Tokenismo: Entre a Ilusão da Inclusão e a Realidade da Exclusão


1. Introdução

A ideia de inclusão é, sem dúvida, um dos grandes valores simbólicos da contemporaneidade. Empresas, governos e instituições educacionais têm se esforçado em promover a imagem de ambientes mais diversos, plurais e receptivos às diferenças. No entanto, em muitos casos, essa aparente abertura não passa de uma encenação. É nesse contexto que emerge o conceito de tokenismo, entendido como uma forma simbólica e superficial de inclusão de minorias, utilizada principalmente para mitigar críticas de exclusão, preconceito ou desigualdade. O termo, como afirmou Martin Luther King em 1962, refere-se a uma estratégia ilusória: “A noção de que a integração por meio de tokens vai satisfazer as pessoas é uma ilusão. O negro de hoje tem uma noção nova de quem é”.

Neste artigo, propõe-se uma análise crítica acerca do tokenismo sob as lentes da história, da sociologia, da filosofia e da política, com o objetivo de compreender não apenas o que está por trás dessa prática, mas também seus impactos e contradições no mundo contemporâneo.

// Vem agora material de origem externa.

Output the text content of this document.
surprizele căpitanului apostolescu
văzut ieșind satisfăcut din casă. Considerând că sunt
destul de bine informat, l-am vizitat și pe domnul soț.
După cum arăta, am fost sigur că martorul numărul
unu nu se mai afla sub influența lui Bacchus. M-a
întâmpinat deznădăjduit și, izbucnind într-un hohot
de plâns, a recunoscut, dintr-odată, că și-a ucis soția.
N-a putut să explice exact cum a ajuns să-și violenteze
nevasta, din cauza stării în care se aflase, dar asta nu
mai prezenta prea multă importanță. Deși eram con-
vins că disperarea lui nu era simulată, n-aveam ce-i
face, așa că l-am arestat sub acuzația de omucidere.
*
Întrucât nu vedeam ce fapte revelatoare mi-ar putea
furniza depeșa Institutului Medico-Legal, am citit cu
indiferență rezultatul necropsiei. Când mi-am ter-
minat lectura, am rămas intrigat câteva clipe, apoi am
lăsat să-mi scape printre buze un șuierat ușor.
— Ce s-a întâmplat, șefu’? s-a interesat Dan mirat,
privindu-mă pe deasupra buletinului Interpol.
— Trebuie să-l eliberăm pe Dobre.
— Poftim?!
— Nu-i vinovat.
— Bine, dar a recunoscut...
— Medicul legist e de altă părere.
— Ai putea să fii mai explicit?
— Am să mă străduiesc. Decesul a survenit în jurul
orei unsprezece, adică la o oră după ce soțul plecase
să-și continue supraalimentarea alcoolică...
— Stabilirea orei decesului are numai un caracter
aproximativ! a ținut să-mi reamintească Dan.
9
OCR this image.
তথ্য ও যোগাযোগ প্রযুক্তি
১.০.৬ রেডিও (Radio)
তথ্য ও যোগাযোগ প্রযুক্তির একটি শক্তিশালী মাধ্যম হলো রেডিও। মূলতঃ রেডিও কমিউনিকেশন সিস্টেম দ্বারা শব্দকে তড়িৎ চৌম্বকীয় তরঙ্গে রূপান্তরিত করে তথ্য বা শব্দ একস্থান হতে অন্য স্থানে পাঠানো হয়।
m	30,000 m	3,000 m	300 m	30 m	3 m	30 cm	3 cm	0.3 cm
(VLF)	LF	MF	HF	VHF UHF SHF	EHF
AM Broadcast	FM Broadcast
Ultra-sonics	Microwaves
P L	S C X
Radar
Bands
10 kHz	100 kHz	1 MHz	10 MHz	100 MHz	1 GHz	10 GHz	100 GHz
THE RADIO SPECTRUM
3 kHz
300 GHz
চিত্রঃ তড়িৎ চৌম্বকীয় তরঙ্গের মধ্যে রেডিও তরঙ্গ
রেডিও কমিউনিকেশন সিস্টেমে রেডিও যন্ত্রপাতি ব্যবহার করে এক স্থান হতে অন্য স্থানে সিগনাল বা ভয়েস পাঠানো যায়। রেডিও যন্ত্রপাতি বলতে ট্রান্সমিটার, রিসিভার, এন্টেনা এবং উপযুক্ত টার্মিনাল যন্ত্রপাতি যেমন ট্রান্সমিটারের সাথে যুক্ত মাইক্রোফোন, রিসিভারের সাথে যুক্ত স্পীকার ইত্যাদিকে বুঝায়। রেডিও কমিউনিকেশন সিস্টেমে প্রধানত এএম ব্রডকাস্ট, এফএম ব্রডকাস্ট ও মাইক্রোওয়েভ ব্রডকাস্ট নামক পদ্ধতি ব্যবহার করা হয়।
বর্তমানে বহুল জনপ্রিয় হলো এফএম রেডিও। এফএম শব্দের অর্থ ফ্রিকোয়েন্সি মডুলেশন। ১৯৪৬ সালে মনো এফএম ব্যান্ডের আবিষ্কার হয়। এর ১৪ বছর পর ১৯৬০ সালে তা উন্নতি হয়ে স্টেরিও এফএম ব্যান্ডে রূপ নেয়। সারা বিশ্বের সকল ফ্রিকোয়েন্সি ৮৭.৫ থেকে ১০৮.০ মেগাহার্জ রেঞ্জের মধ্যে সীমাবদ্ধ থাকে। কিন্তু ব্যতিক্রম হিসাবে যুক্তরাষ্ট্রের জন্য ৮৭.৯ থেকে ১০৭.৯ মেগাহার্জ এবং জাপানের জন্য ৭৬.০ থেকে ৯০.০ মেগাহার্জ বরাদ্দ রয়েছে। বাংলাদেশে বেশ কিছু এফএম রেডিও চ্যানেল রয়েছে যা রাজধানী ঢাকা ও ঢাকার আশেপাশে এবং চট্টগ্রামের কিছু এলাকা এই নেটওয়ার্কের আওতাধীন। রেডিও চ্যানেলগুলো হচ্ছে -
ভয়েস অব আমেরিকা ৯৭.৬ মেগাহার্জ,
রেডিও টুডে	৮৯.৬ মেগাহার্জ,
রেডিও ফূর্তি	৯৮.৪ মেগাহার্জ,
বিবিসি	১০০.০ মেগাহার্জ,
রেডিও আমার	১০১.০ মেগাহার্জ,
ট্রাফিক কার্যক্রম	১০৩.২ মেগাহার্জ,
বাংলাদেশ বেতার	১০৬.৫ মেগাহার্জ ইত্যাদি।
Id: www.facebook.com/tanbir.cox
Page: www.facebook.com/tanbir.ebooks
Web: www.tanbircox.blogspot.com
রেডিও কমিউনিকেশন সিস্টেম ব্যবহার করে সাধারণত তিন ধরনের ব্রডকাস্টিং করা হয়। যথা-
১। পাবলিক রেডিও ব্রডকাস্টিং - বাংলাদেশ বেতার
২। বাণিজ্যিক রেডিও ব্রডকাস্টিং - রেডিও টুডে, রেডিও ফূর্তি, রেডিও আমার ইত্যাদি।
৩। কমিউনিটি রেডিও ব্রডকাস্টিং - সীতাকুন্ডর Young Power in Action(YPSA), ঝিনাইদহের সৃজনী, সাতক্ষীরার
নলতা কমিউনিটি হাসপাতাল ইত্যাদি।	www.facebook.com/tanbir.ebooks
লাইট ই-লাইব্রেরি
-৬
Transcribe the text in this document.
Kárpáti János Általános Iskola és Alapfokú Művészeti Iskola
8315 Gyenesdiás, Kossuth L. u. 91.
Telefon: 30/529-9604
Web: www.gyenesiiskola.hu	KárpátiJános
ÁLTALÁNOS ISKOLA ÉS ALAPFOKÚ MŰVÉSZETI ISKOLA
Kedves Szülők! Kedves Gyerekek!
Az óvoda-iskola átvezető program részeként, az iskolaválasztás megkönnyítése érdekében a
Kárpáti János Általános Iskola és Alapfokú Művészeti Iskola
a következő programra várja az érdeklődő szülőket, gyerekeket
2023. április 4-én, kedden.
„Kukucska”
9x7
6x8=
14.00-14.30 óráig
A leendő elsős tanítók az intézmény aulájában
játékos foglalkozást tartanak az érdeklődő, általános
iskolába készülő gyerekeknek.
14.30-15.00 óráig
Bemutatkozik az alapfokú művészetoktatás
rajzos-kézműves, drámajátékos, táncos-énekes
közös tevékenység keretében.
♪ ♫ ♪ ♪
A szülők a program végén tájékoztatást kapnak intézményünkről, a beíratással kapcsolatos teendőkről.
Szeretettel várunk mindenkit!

2. Origem Histórica do Tokenismo

O termo “token” significa “símbolo” em inglês, e o conceito de tokenismo começou a se consolidar durante a luta por direitos civis nos Estados Unidos nas décadas de 1950 e 1960. O movimento liderado por figuras como Martin Luther King Jr., Rosa Parks, Malcolm X e muitos outros exigia não apenas o fim da segregação racial, mas o acesso efetivo e equitativo a oportunidades sociais, econômicas e políticas. No entanto, a resposta do establishment foi muitas vezes simbólica: concedia-se uma vaga a uma pessoa negra em um espaço predominantemente branco, ou nomeava-se uma mulher em um cargo diretivo majoritariamente masculino, como forma de demonstrar “progresso”.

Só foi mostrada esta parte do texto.